The survey underscored an “urgent need to turn data into actions” with an increasing recognition of mobile’s marketing power and social marketing’s “growing pains.” More than 40 percent of consumers use mobile marketing and another 20 percent plan to within the year. On the other hand, though more than half of marketers use social media, their enthusiasm is waning.

Yuchun Lee, founder and former CEO of Unica and current vice president and general manager for IBM’s enterprise marketing management (EMM) group, says the results do not mean that social media marketing channels need to be “thrown out the window.”

“There are always these cycles of what we call overhype and disillusion,” he explains.

In addition, the survey forecasts that by the end of the year, 1 billion consumers will use their mobile phones to browse the Internet. However, only 40 percent of respondents said they are using mobile marketing tactics, while 60 percent are forecast to employ mobile campaigns by next year.

“In about two years, most of the Internet traffic will be coming out of handheld devices,” Lee predicts. “The Internet itself is also changing remarkably. The biggest change right now is the change from the Internet as a network of content to a network of people.”

Lee also observes that customers are “becoming much more vocal.” The growth of social media sites, such as Facebook, has a “ripple-down effect in how businesses should operate and run.” As a result, marketers should remain committed to delivering an engaging social media campaign. “The social network is the truth serum for businesses,” he jokes. “Today, the brand is shaped by the conversations that are happening on the social networks. What people are saying about your products and services will dictate your brand.”

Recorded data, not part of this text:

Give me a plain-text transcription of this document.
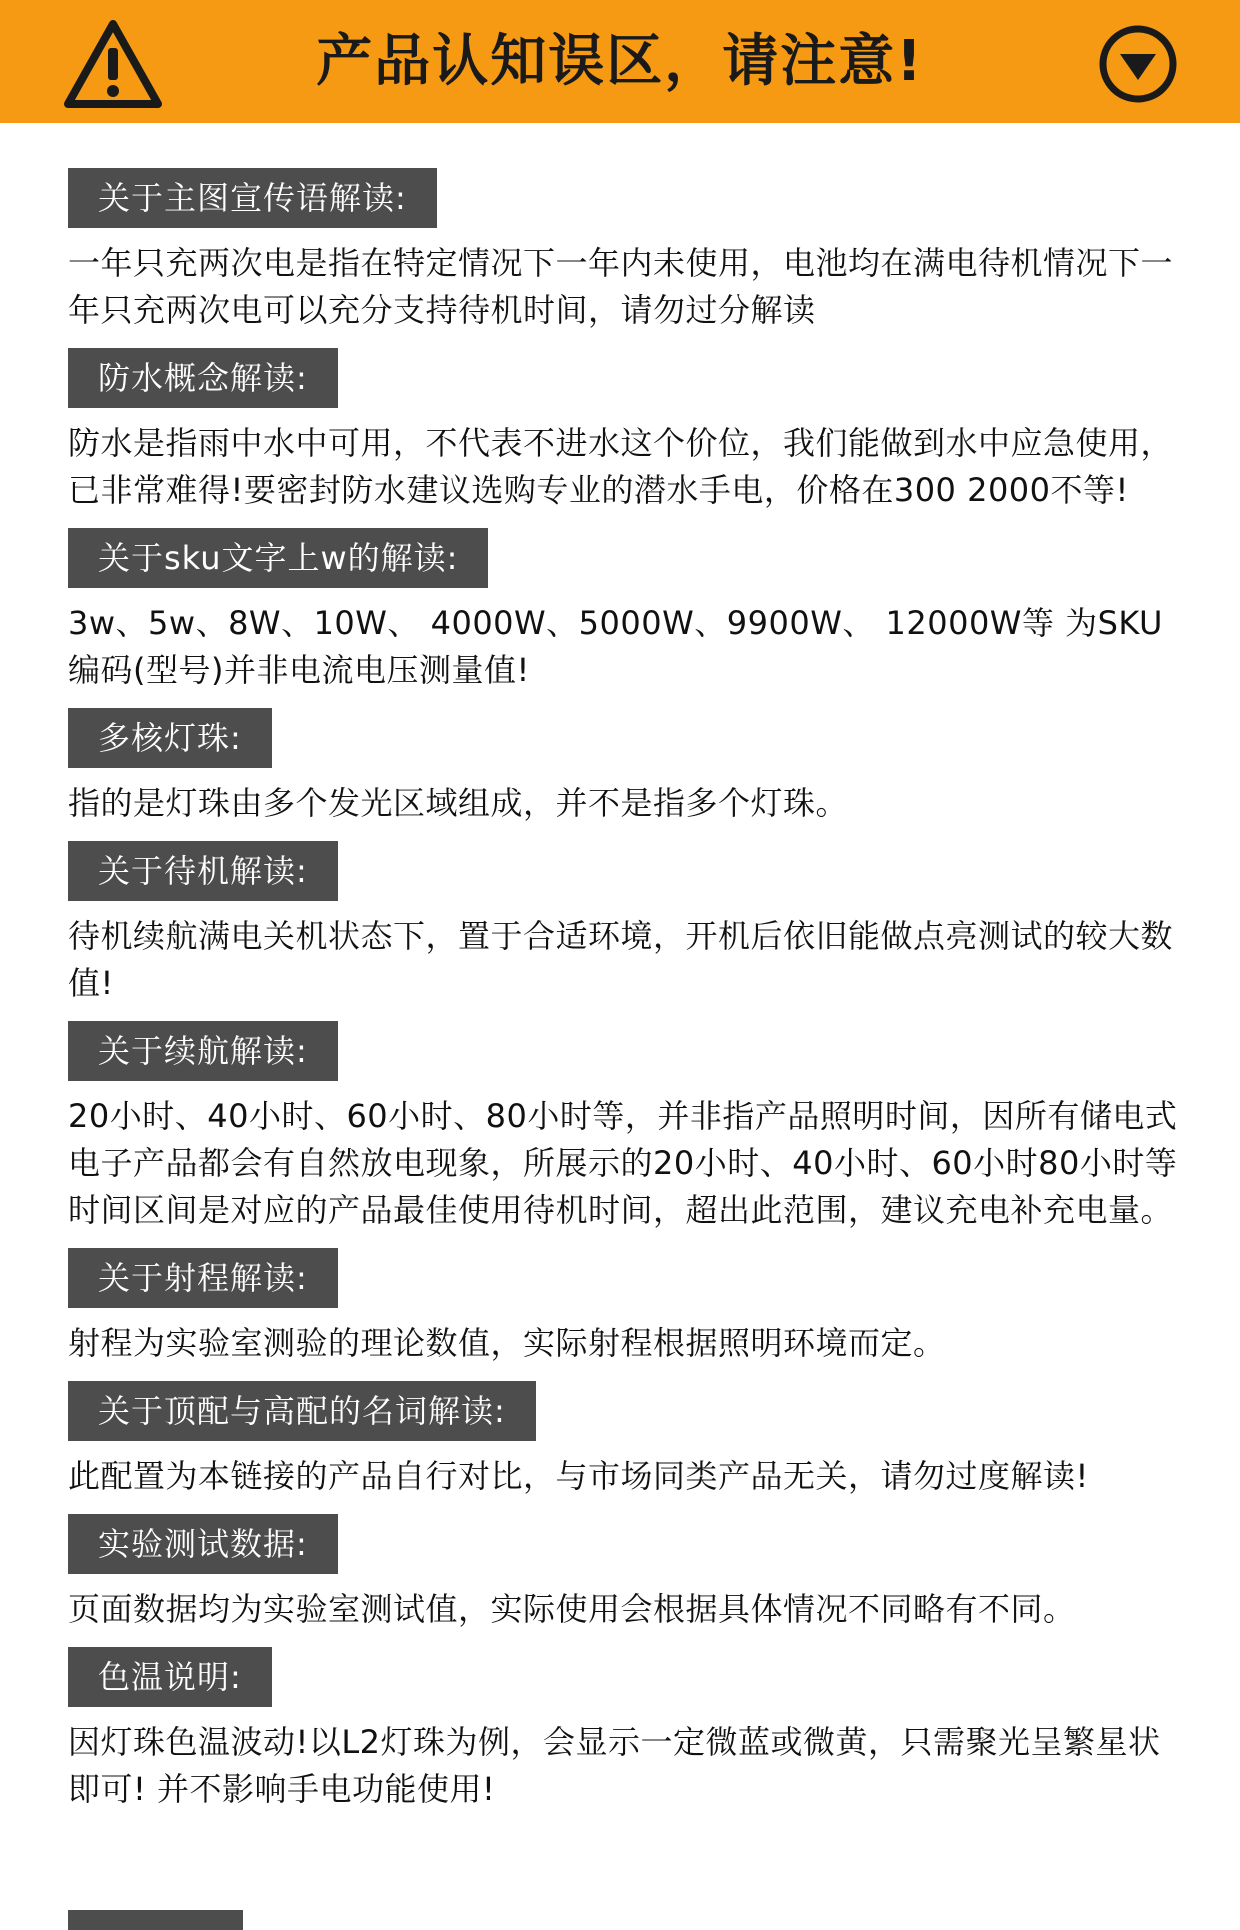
产品认知误区，请注意!
关于主图宣传语解读:
一年只充两次电是指在特定情况下一年内未使用，电池均在满电待机情况下一年只充两次电可以充分支持待机时间，请勿过分解读
防水概念解读:
防水是指雨中水中可用，不代表不进水这个价位，我们能做到水中应急使用，已非常难得!要密封防水建议选购专业的潜水手电，价格在300 2000不等!
关于sku文字上w的解读:
3w、5w、8W、10W、 4000W、5000W、9900W、 12000W等 为SKU编码(型号)并非电流电压测量值!
多核灯珠:
指的是灯珠由多个发光区域组成，并不是指多个灯珠。
关于待机解读:
待机续航满电关机状态下，置于合适环境，开机后依旧能做点亮测试的较大数值!
关于续航解读:
20小时、40小时、60小时、80小时等，并非指产品照明时间，因所有储电式电子产品都会有自然放电现象，所展示的20小时、40小时、60小时80小时等时间区间是对应的产品最佳使用待机时间，超出此范围，建议充电补充电量。
关于射程解读:
射程为实验室测验的理论数值，实际射程根据照明环境而定。
关于顶配与高配的名词解读:
此配置为本链接的产品自行对比，与市场同类产品无关，请勿过度解读!
实验测试数据:
页面数据均为实验室测试值，实际使用会根据具体情况不同略有不同。
色温说明:
因灯珠色温波动!以L2灯珠为例，会显示一定微蓝或微黄，只需聚光呈繁星状即可! 并不影响手电功能使用!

Marketing technology also is in high demand. Almost 90 percent of the survey’s respondents expressed interest in an integrated marketing suite, and more than half cited technology as the key to productivity, citing such areas as resolving challenges and choosing the next best course of action.

“More is certainly the key word for our times,” says Paul McNulty, director of EMM for IBM. “But, as the results of our annual survey of marketers reveal, the proliferation of marketing channels and the simultaneous explosion of data pose a wealth of challenges for marketers in 2011.”

McNulty adds that markers are seeking solutions “to turn more marketing possibilities into better marketing results.” The survey shows that marketers believe in “interactive marketing,” but half of respondents reported that they are only “partially” achieving that goal.

“Our goal is to help customers move from the siloed approach of the past,” Lee says.